EFA takes action at high-profile Cuckoo Hall Academies Trust. But questions still remain.
Cuckoo Hall Academies Trust (CHAT) breached its Funding Agreement and the Independent Schools Standards, the Education Funding Agency (EFA) concluded after an investigation into whistleblowers’ accusations.
The executive principal, Patricia Sowter, often praised by ex-Education Secretary Michael Gove, her husband, Phil Sowter, a trustee, and the head of Cuckoo Hall Academy, Sharon Ahmet, had been suspended in December but an internal investigation exonerated them. All three were reinstated in early January. Andry Efthymiou , who was chair of CHAT when the three were suspended, has since been removed from her post.
But the EFA found significant problems. It has issued a damning report and a Financial Notice to Improve. CHAT’s Supplementary Funding Agreement will be terminated if it doesn’t take action to address weaknesses.
These weaknesses include:
1 Insufficient monitoring of credit card expenditure.
2 Undeclared conflicts of interest including three which related to appointments and one relating to the former Chair.
3 Some salary increases not being ‘transparent’.
4 Inaccuracies in the Single Central Register of staff. This had been changed to ‘create a false impression’ about when statutory suitability checks were received.
Two areas of complaint were outside the EFA’s remit. These were:
1 Accusations of malpractice in the conduct of tests.

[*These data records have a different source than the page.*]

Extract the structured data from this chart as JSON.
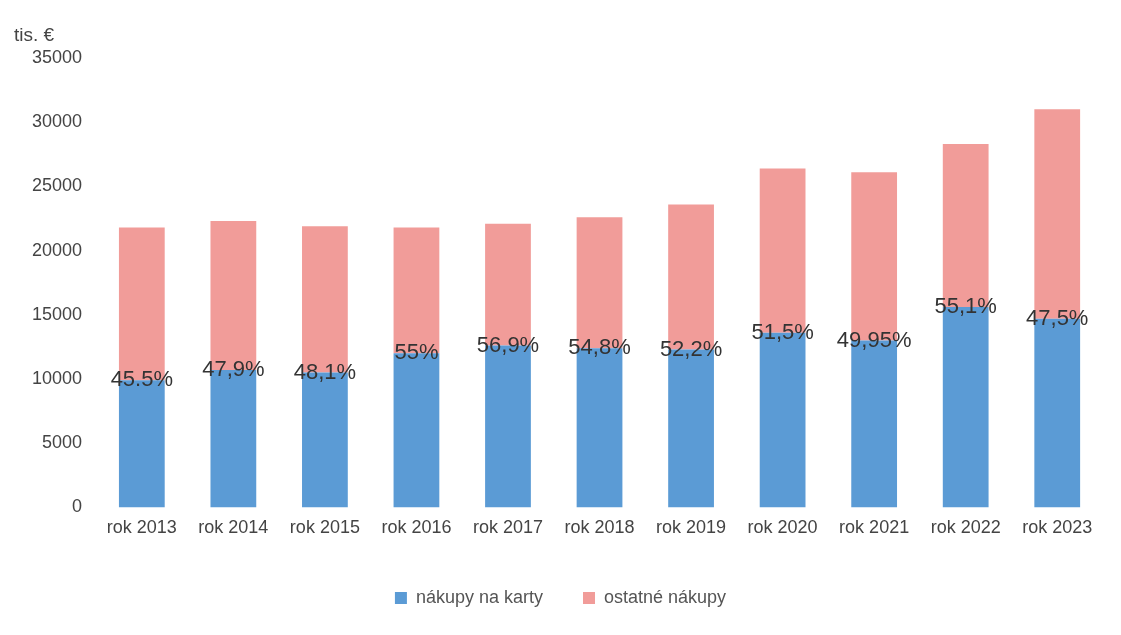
{
  "chart_data": {
    "type": "bar",
    "stacked": true,
    "ylabel": "tis. €",
    "categories": [
      "rok 2013",
      "rok 2014",
      "rok 2015",
      "rok 2016",
      "rok 2017",
      "rok 2018",
      "rok 2019",
      "rok 2020",
      "rok 2021",
      "rok 2022",
      "rok 2023"
    ],
    "series": [
      {
        "name": "nákupy na karty",
        "color": "#5b9bd5",
        "values": [
          9900,
          10700,
          10500,
          12000,
          12600,
          12400,
          12300,
          13600,
          13000,
          15600,
          14700
        ]
      },
      {
        "name": "ostatné nákupy",
        "color": "#f19c99",
        "values": [
          11900,
          11600,
          11400,
          9800,
          9500,
          10200,
          11300,
          12800,
          13100,
          12700,
          16300
        ]
      }
    ],
    "ylim": [
      0,
      35000
    ],
    "yticks": [
      0,
      5000,
      10000,
      15000,
      20000,
      25000,
      30000,
      35000
    ],
    "grid": false,
    "legend": "bottom",
    "annotations": [
      {
        "text": "45.5%",
        "x": "rok 2013",
        "y": 9900
      },
      {
        "text": "47,9%",
        "x": "rok 2014",
        "y": 10700
      },
      {
        "text": "48,1%",
        "x": "rok 2015",
        "y": 10500
      },
      {
        "text": "55%",
        "x": "rok 2016",
        "y": 12000
      },
      {
        "text": "56,9%",
        "x": "rok 2017",
        "y": 12600
      },
      {
        "text": "54,8%",
        "x": "rok 2018",
        "y": 12400
      },
      {
        "text": "52,2%",
        "x": "rok 2019",
        "y": 12300
      },
      {
        "text": "51,5%",
        "x": "rok 2020",
        "y": 13600
      },
      {
        "text": "49,95%",
        "x": "rok 2021",
        "y": 13000
      },
      {
        "text": "55,1%",
        "x": "rok 2022",
        "y": 15600
      },
      {
        "text": "47,5%",
        "x": "rok 2023",
        "y": 14700
      }
    ]
  }
}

2 Accusations that staff were bullied.
In a statement to Schools Week, CHAT said the report ‘refutes a number of unfounded allegations’. But some claims still require investigation.

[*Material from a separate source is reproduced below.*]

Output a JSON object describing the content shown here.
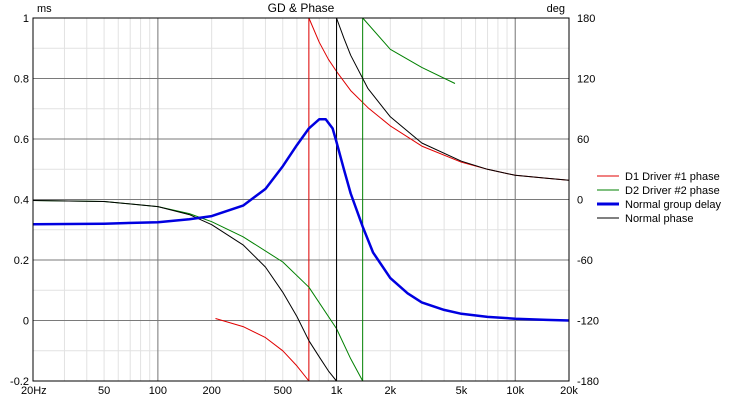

The accusation alleging test malpractice has been passed to the Standards and Testing Agency.
A second unresolved issue is bullying. The Trust is responsible for investigating this, the EFA said. EFA investigators heard some evidence that CHAT’s bullying policy hadn’t been complied with although ‘some senior staff’ found senior leaders were supportive.
But can an academy trust investigate charges of bullying fairly when trustees include heads? Unless such allegations are undertaken by an independent body, there will always be a perception that investigations are unfair. Staff may tolerate bullying rather than run the risk of complaining to the Academy Trust and face the possibility of the sack.

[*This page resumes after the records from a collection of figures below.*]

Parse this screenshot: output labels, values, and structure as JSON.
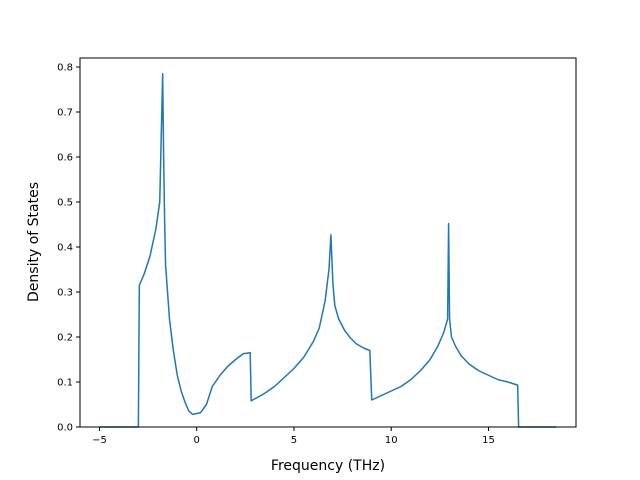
{
  "chart_data": {
    "type": "line",
    "title": "",
    "xlabel": "Frequency (THz)",
    "ylabel": "Density of States",
    "xlim": [
      -6,
      19.5
    ],
    "ylim": [
      0,
      0.82
    ],
    "xticks": [
      -5,
      0,
      5,
      10,
      15
    ],
    "xtick_labels": [
      "−5",
      "0",
      "5",
      "10",
      "15"
    ],
    "yticks": [
      0.0,
      0.1,
      0.2,
      0.3,
      0.4,
      0.5,
      0.6,
      0.7,
      0.8
    ],
    "ytick_labels": [
      "0.0",
      "0.1",
      "0.2",
      "0.3",
      "0.4",
      "0.5",
      "0.6",
      "0.7",
      "0.8"
    ],
    "grid": false,
    "line_color": "#1f77b4",
    "series": [
      {
        "x": [
          -5.0,
          -3.0,
          -2.95,
          -2.7,
          -2.4,
          -2.1,
          -1.9,
          -1.75,
          -1.7,
          -1.65,
          -1.6,
          -1.5,
          -1.4,
          -1.2,
          -1.0,
          -0.8,
          -0.6,
          -0.4,
          -0.2,
          0.0,
          0.2,
          0.5,
          0.8,
          1.2,
          1.6,
          2.0,
          2.4,
          2.75,
          2.8,
          3.5,
          4.0,
          4.5,
          5.0,
          5.5,
          6.0,
          6.3,
          6.6,
          6.8,
          6.9,
          7.0,
          7.1,
          7.3,
          7.6,
          7.9,
          8.2,
          8.6,
          8.9,
          9.0,
          9.5,
          10.0,
          10.5,
          11.0,
          11.5,
          12.0,
          12.4,
          12.7,
          12.9,
          12.95,
          13.0,
          13.1,
          13.3,
          13.6,
          14.0,
          14.5,
          15.0,
          15.5,
          16.0,
          16.5,
          16.55,
          18.5
        ],
        "y": [
          0.0,
          0.0,
          0.315,
          0.34,
          0.38,
          0.44,
          0.5,
          0.785,
          0.6,
          0.46,
          0.36,
          0.3,
          0.24,
          0.17,
          0.115,
          0.08,
          0.055,
          0.035,
          0.028,
          0.03,
          0.032,
          0.05,
          0.09,
          0.115,
          0.135,
          0.15,
          0.163,
          0.165,
          0.058,
          0.075,
          0.09,
          0.11,
          0.13,
          0.155,
          0.19,
          0.22,
          0.28,
          0.35,
          0.427,
          0.32,
          0.27,
          0.24,
          0.215,
          0.198,
          0.185,
          0.175,
          0.17,
          0.06,
          0.07,
          0.08,
          0.09,
          0.105,
          0.125,
          0.15,
          0.18,
          0.21,
          0.24,
          0.452,
          0.24,
          0.2,
          0.18,
          0.158,
          0.14,
          0.125,
          0.115,
          0.105,
          0.1,
          0.093,
          0.0,
          0.0
        ]
      }
    ]
  }
}
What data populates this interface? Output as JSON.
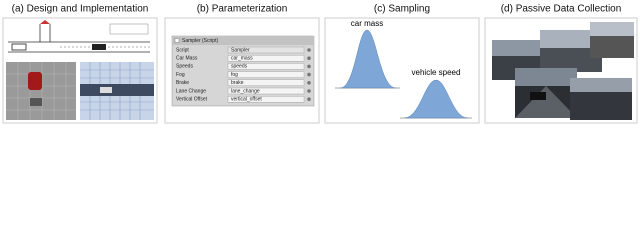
{
  "panels": [
    {
      "title": "(a) Design and Implementation"
    },
    {
      "title": "(b) Parameterization",
      "inspector": {
        "header": "Sampler (Script)",
        "rows": [
          [
            "Script",
            "Sampler"
          ],
          [
            "Car Mass",
            "car_mass"
          ],
          [
            "Speeds",
            "speeds"
          ],
          [
            "Fog",
            "fog"
          ],
          [
            "Brake",
            "brake"
          ],
          [
            "Lane Change",
            "lane_change"
          ],
          [
            "Vertical Offset",
            "vertical_offset"
          ]
        ]
      }
    },
    {
      "title": "(c) Sampling",
      "labels": [
        "car mass",
        "vehicle speed"
      ]
    },
    {
      "title": "(d) Passive Data Collection"
    }
  ]
}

A third unresolved question concerns changes made to Cuckoo Hall’s Single Central Register (SCR) to make it appear Disclosure and Barring Service (DBS) checks had been received before staff started work. Ofsted inspectors in June 2014 noted gaps in documents recording safeguarding requirements but said ‘substantial improvements’ were made during the inspection.
But EFA investigators weren’t satisfied with these ‘substantial improvements.’ They found the SCR didn’t match pay roll data. This showed ‘a significant number of staff’ started work before receipt of DBS clearance including two senior staff. The EFA wrote:
‘The failure to have one [Single Central Register] is a serious breach of the Standards and the funding agreement. If a register has been created or amended so as to create a false impression of suitability checks, then that is a matter of concern.’
It's an understatement to say altering a school's Single Central Register to hide malpractice is a just a ‘matter of concern'. Further investigations need to take place to discover if records were falsified in order to deceive Ofsted and whether those responsible have been disciplined or dismissed.
Another of the EFA’s concerns was the amount spent on furniture and hospitality. This might not have been value for money, the EFA said. CHAT’s accounts for the last two academic years (downloadable here) show CHAT spent £9000 in 2012/13 and £12,000 in 2013/14 on ‘hospitality’. It's unclear why an academy trust needs to spend so much money on this.
The CHAT statement to Schools Week admits ‘some of our policies and processes have not developed’ and blames the rapid expansion of CHAT from a single academy to a multi-academy trust with five schools. CHAT admits its swift growth led to problems. One conflict of interest, for example, arose because of pressure to fill leadership posts especially when the Trust took over Enfield Heights free school from CfBT in September 2014.
This raises the question voiced by the Academies Commission: academy chains being allowed to grow too quickly. They become overstretched.
It is clear CHAT is a troubled academy chain despite the Trust’s reassurances. Investigations into alleged exam malpractice and bullying still need to take place. Questions remain over falsifying documents. CHAT has been told to sort itself out or face termination of its Funding Agreement. In the meantime, the Department for Education should pause CHAT from taking on further academies or opening free schools.
This is a companion piece to David Barry’s thread summarising local press articles concerning CHAT. It was written before the publication of the EFA’s findings and the Financial Notice to Improve.